We apply minimization and secure deletion or anonymization.

10) Your rights (EU/UK)

You can access, rectify, erase, restrict, object, and port your data, and you can withdraw consent at any time. We respond within one month. A reasonable fee may apply only for manifestly unfounded or excessive requests or duplicate copies.

How to exercise rights: email privacy@suaveclinic.com or info@suaveclinic.com. We may need to verify your identity.

You also have the right to complain to your local supervisory authority.

⦁ EU: contact your national data protection authority.
⦁ UK: Information Commissioner’s Office (ICO), ico.org.uk.

11) Children

Our marketing is not directed at under-18s. For treatment of minors, we process data with the involvement of a parent or legal guardian where required by law.

12) Testimonials and before/after images

If images are identifiable, we treat them as health data. We request explicit, written consent separate from treatment consent. Refusing will not affect your care. You can withdraw consent; we will stop further use and remove images where feasible.

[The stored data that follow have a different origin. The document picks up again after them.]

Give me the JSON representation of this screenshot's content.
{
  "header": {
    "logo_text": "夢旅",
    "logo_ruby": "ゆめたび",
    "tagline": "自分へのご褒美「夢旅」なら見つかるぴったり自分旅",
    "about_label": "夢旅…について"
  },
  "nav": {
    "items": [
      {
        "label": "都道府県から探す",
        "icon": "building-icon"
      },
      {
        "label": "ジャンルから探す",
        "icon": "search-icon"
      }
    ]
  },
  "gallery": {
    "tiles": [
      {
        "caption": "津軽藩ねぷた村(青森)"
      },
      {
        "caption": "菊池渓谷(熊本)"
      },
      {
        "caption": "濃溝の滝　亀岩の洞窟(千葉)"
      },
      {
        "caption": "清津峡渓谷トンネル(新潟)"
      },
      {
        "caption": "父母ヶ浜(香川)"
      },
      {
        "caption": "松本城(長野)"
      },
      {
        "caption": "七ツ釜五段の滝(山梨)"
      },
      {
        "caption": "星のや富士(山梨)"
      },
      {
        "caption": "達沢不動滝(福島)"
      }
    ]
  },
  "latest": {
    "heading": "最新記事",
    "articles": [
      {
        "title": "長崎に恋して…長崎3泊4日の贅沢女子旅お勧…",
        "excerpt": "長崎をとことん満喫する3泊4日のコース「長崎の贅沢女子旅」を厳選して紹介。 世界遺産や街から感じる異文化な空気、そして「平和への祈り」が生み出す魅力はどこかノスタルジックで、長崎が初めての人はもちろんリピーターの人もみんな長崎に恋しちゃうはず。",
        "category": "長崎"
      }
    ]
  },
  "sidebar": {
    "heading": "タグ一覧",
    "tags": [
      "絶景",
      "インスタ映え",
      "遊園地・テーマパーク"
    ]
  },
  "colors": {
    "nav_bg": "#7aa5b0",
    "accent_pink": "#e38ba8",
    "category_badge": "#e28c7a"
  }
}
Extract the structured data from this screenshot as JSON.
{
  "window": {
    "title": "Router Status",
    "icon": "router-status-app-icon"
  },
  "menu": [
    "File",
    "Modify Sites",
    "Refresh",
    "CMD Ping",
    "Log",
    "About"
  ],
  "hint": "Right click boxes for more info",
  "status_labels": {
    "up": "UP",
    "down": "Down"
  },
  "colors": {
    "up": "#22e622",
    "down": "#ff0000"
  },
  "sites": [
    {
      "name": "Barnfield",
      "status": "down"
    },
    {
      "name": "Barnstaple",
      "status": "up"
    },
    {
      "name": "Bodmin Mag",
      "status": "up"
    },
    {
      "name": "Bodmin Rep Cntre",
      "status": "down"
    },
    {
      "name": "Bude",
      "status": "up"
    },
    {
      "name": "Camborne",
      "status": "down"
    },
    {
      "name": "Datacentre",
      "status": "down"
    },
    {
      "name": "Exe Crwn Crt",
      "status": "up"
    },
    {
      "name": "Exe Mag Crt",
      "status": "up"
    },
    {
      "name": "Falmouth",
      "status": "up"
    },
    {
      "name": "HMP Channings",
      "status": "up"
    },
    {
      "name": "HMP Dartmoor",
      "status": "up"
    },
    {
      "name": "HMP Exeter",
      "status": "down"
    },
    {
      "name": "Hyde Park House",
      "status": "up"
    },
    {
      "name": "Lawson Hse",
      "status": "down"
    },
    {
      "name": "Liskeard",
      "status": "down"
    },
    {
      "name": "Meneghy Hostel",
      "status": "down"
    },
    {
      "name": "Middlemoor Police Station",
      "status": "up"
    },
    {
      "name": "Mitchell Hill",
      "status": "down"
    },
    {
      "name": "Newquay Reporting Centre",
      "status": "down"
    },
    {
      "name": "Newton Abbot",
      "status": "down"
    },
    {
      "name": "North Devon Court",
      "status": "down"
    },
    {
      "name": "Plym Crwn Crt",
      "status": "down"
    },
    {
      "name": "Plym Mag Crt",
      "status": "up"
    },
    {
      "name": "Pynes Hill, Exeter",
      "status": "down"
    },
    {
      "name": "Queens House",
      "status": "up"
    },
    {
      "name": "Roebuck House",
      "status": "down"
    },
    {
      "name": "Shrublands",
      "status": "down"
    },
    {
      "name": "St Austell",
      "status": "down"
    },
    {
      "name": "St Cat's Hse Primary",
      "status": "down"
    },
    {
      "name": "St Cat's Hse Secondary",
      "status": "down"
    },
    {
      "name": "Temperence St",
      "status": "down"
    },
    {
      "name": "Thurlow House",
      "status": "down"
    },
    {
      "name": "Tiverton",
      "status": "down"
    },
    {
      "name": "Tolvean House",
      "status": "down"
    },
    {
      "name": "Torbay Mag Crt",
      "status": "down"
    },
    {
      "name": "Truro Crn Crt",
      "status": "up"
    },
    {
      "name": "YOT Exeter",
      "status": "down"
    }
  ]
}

13) Automated decision-making and profiling

We do not make decisions with legal or similarly significant effects based solely on automated processing. We use limited profiling for advertising only with your consent (see Section 6). You may withdraw consent at any time or object where profiling relies on legitimate interests.

14) Security

We use appropriate technical and organizational measures, including encryption in transit, access controls, role-based permissions, and staff training. No system is perfectly secure, but we aim to materially reduce risk.

15) Third-party services and messaging

If you contact us via WhatsApp or similar services, those providers are separate controllers of your data under their own privacy terms. We recommend not sharing sensitive medical information via unsecured channels.

16) How to contact us

Controller: Suave Dental Clinic — privacy@suaveclinic.com | info@suaveclinic.com

EU/UK representatives: see Section 1 once appointed.

17) Changes to this policy

We will update this page when our practices change and will date-stamp the policy. Material changes will be signposted on the website.

Cookie summary (EEA/UK)

⦁ Strictly necessary: site delivery and security. Runs without consent.
⦁ Analytics: only with consent; helps us improve the site.
⦁ Advertising: only with consent; enables remarketing and personalization.

Change your choices any time via “Cookie settings” in the footer.